At the heart of every bureau is the software that performs the calculations. Bureau software is created for finance professionals and has one purpose: to mass-produce accurate financials for many companies simultaneously. There are only a handful of bureau software vendors in the United States, and the choice of computer system used by the bureau is often a deciding factor for their clients, as the software choice often determines what the bureau can regularly render. The software choice is also significant in that bureau trade associations are often formed based on the choice of software, as they generally face the same challenges and offer the same in the same manner.

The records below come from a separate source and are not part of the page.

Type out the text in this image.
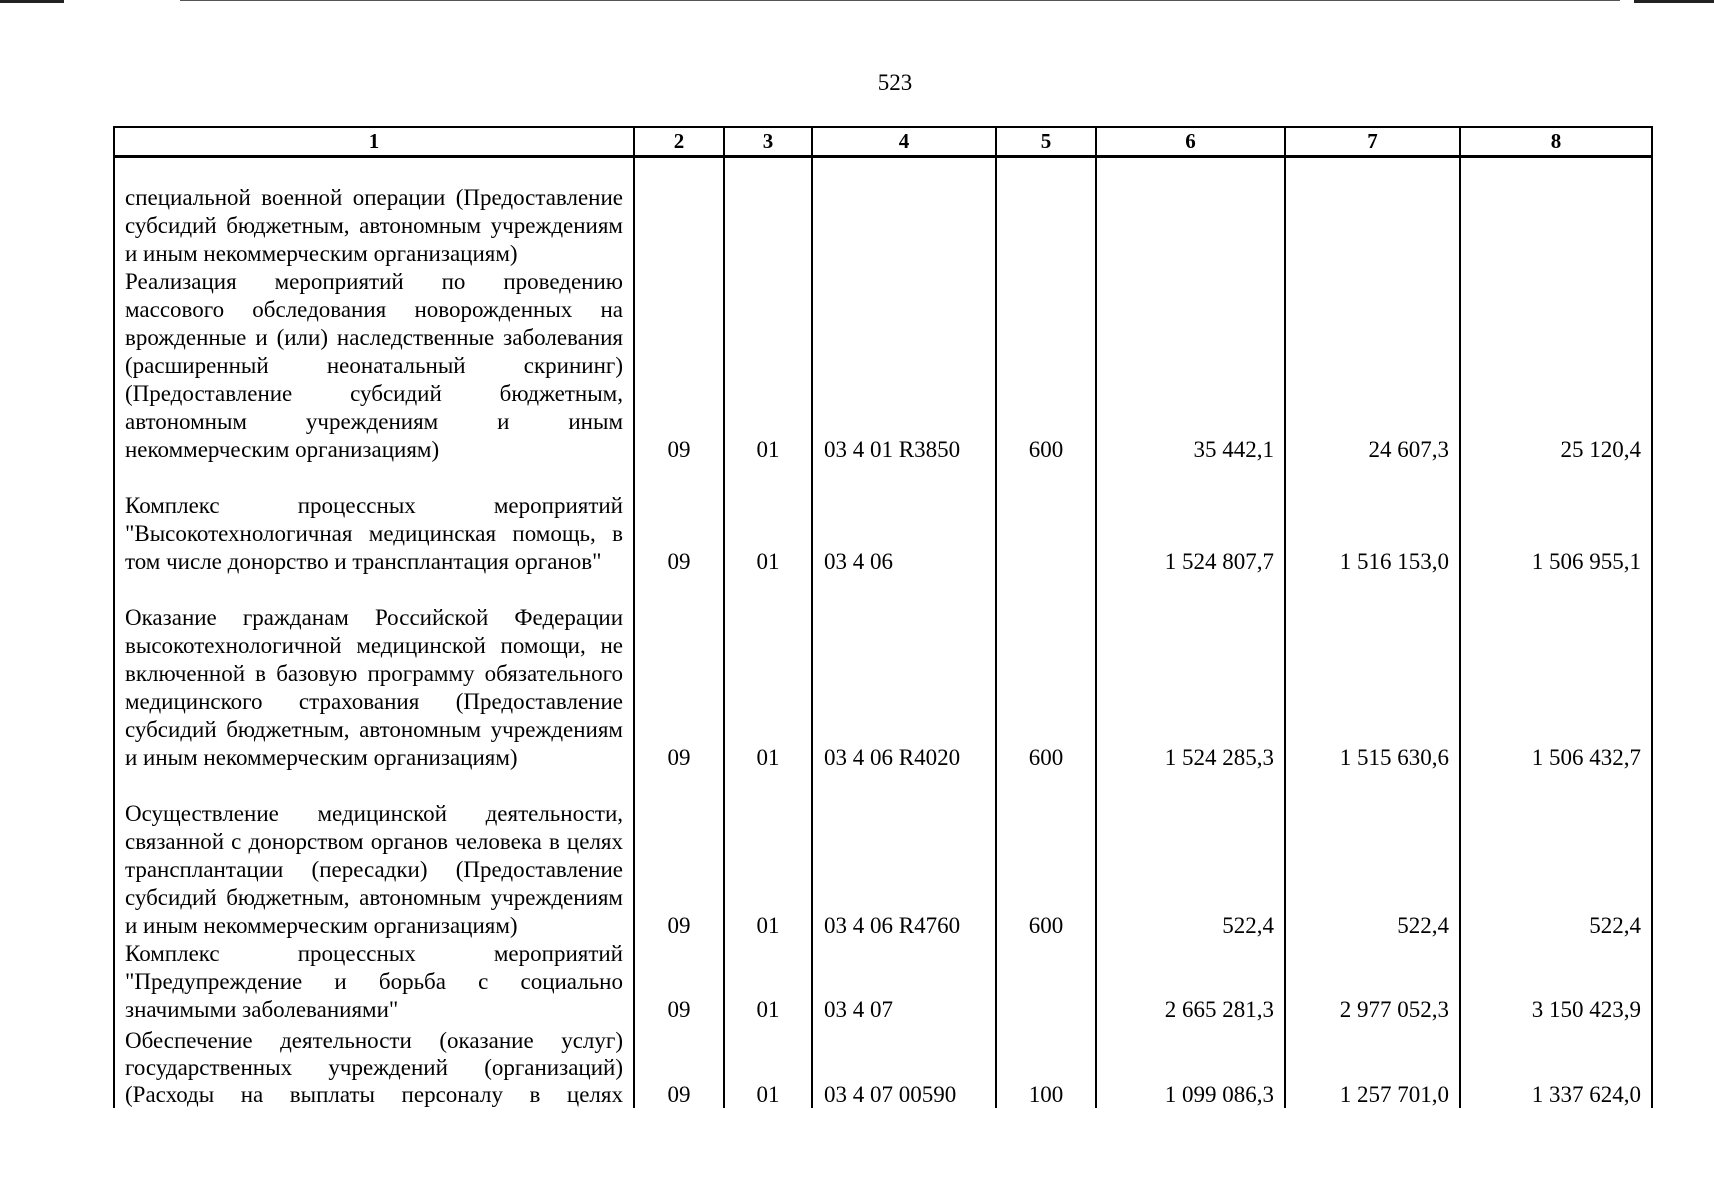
523
1	2	3	4	5	6	7	8
специальной военной операции (Предоставление субсидий бюджетным, автономным учреждениям и иным некоммерческим организациям)							
Реализация мероприятий по проведению массового обследования новорожденных на врожденные и (или) наследственные заболевания (расширенный неонатальный скрининг) (Предоставление субсидий бюджетным, автономным учреждениям и иным некоммерческим организациям)	09	01	03 4 01 R3850	600	35 442,1	24 607,3	25 120,4
Комплекс процессных мероприятий "Высокотехнологичная медицинская помощь, в том числе донорство и трансплантация органов"	09	01	03 4 06		1 524 807,7	1 516 153,0	1 506 955,1
Оказание гражданам Российской Федерации высокотехнологичной медицинской помощи, не включенной в базовую программу обязательного медицинского страхования (Предоставление субсидий бюджетным, автономным учреждениям и иным некоммерческим организациям)	09	01	03 4 06 R4020	600	1 524 285,3	1 515 630,6	1 506 432,7
Осуществление медицинской деятельности, связанной с донорством органов человека в целях трансплантации (пересадки) (Предоставление субсидий бюджетным, автономным учреждениям и иным некоммерческим организациям)	09	01	03 4 06 R4760	600	522,4	522,4	522,4
Комплекс процессных мероприятий "Предупреждение и борьба с социально значимыми заболеваниями"	09	01	03 4 07		2 665 281,3	2 977 052,3	3 150 423,9
Обеспечение деятельности (оказание услуг) государственных учреждений (организаций) (Расходы на выплаты персоналу в целях	09	01	03 4 07 00590	100	1 099 086,3	1 257 701,0	1 337 624,0
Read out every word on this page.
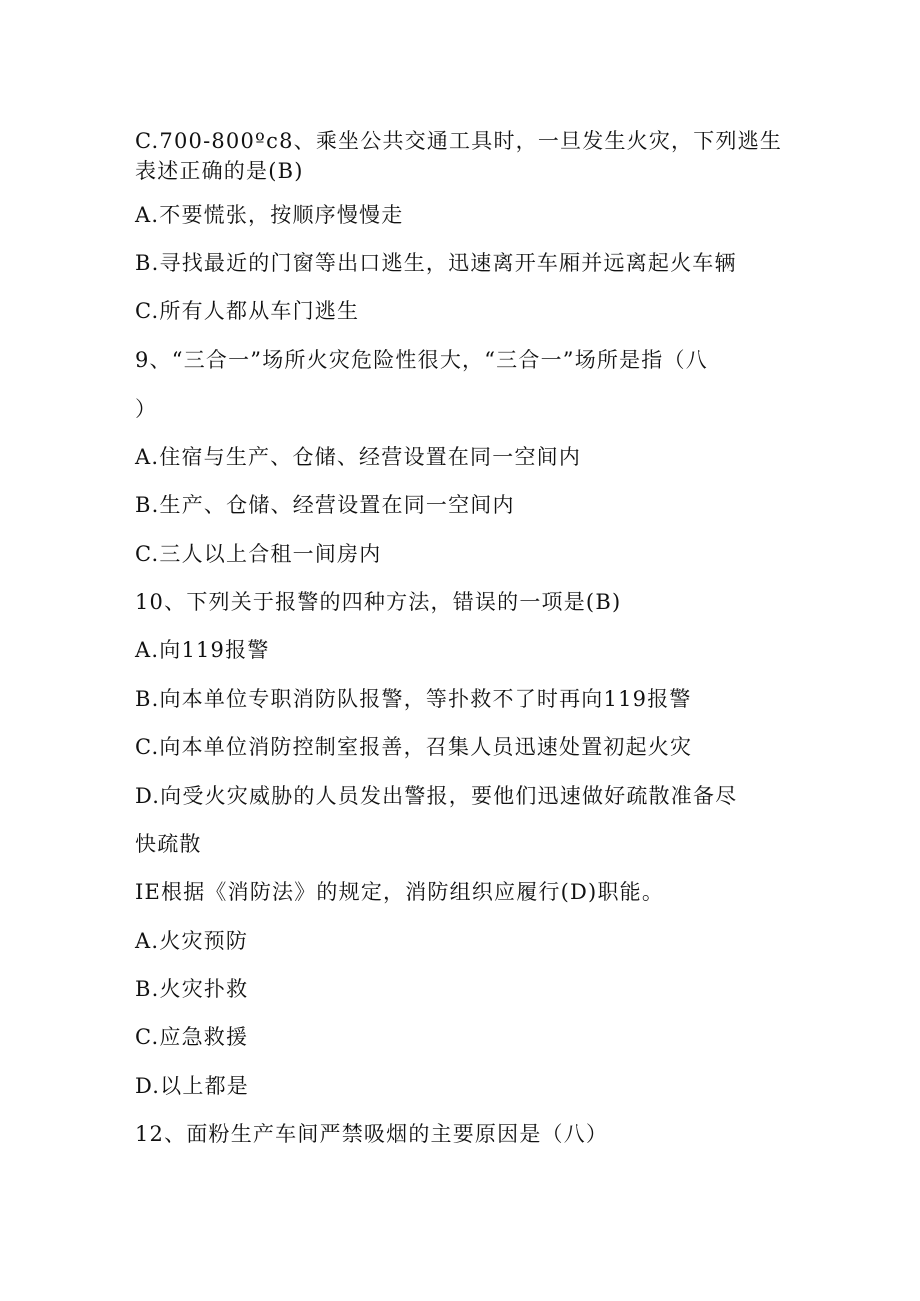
C.700-800ºc8、乘坐公共交通工具时，一旦发生火灾，下列逃生
表述正确的是(B)
A.不要慌张，按顺序慢慢走
B.寻找最近的门窗等出口逃生，迅速离开车厢并远离起火车辆
C.所有人都从车门逃生
9、“三合一”场所火灾危险性很大，“三合一”场所是指（八
）
A.住宿与生产、仓储、经营设置在同一空间内
B.生产、仓储、经营设置在同一空间内
C.三人以上合租一间房内
10、下列关于报警的四种方法，错误的一项是(B)
A.向119报警
B.向本单位专职消防队报警，等扑救不了时再向119报警
C.向本单位消防控制室报善，召集人员迅速处置初起火灾
D.向受火灾威胁的人员发出警报，要他们迅速做好疏散准备尽
快疏散
IE根据《消防法》的规定，消防组织应履行(D)职能。
A.火灾预防
B.火灾扑救
C.应急救援
D.以上都是
12、面粉生产车间严禁吸烟的主要原因是（八）
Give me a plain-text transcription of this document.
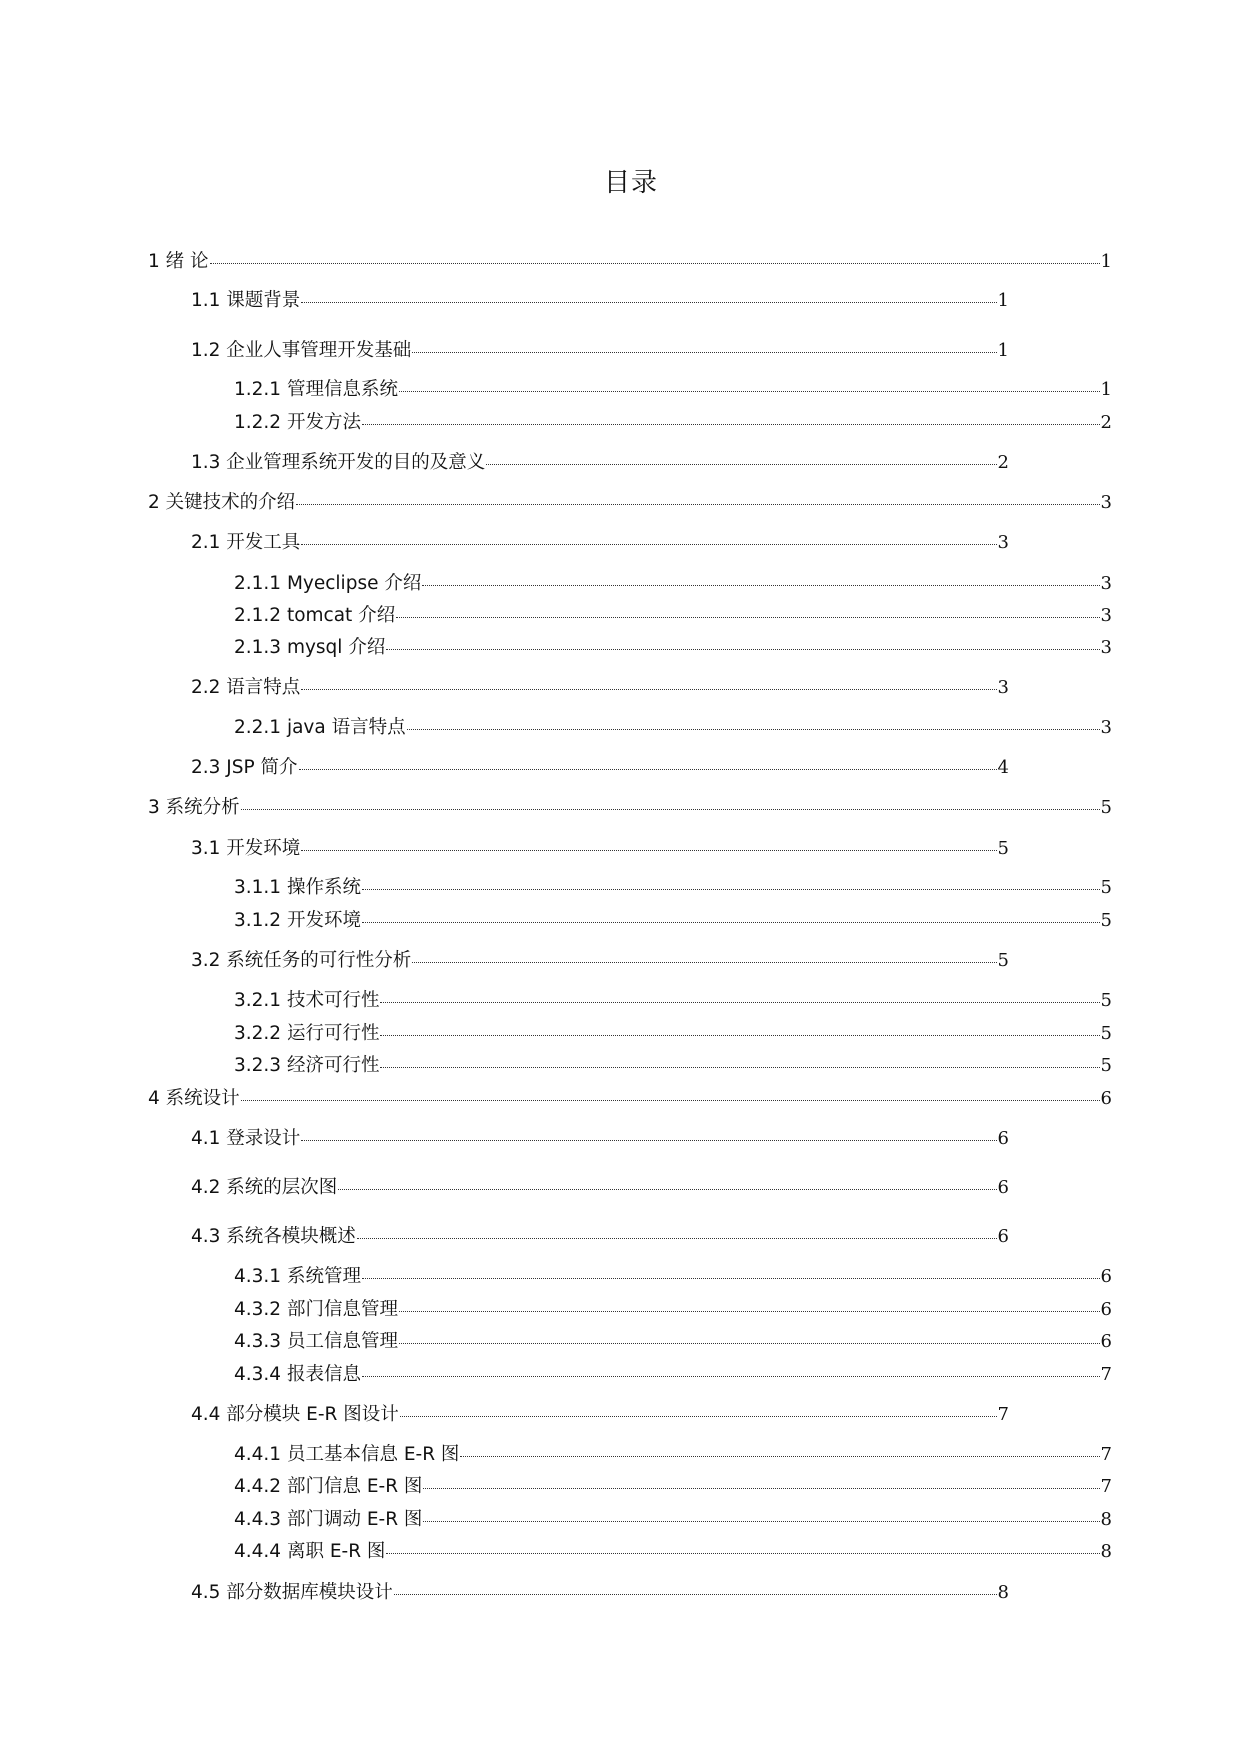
目录
1 绪 论	1
1.1 课题背景	1
1.2 企业人事管理开发基础	1
1.2.1 管理信息系统	1
1.2.2 开发方法	2
1.3 企业管理系统开发的目的及意义	2
2 关键技术的介绍	3
2.1 开发工具	3
2.1.1 Myeclipse 介绍	3
2.1.2 tomcat 介绍	3
2.1.3 mysql 介绍	3
2.2 语言特点	3
2.2.1 java 语言特点	3
2.3 JSP 简介	4
3 系统分析	5
3.1 开发环境	5
3.1.1 操作系统	5
3.1.2 开发环境	5
3.2 系统任务的可行性分析	5
3.2.1 技术可行性	5
3.2.2 运行可行性	5
3.2.3 经济可行性	5
4 系统设计	6
4.1 登录设计	6
4.2 系统的层次图	6
4.3 系统各模块概述	6
4.3.1 系统管理	6
4.3.2 部门信息管理	6
4.3.3 员工信息管理	6
4.3.4 报表信息	7
4.4 部分模块 E-R 图设计	7
4.4.1 员工基本信息 E-R 图	7
4.4.2 部门信息 E-R 图	7
4.4.3 部门调动 E-R 图	8
4.4.4 离职 E-R 图	8
4.5 部分数据库模块设计	8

The common wisdom of "newer is better" does not apply in the bureau industry. Due to the complexity and potential for expensive errors that goes with, moving clients from one system to another, it is very common for older software to be in just as much use as newer software. Clients generally have a low tolerance for errors because finance is a high-dollar affair that can become expensive when mistakes are made - and this may be a motivation not to simply switch from one software package to another. A software package that has been in for years use for years has the advantage of a proven history and a body of experience using it, but may be based on obsolete operating system and lack Internet functionality.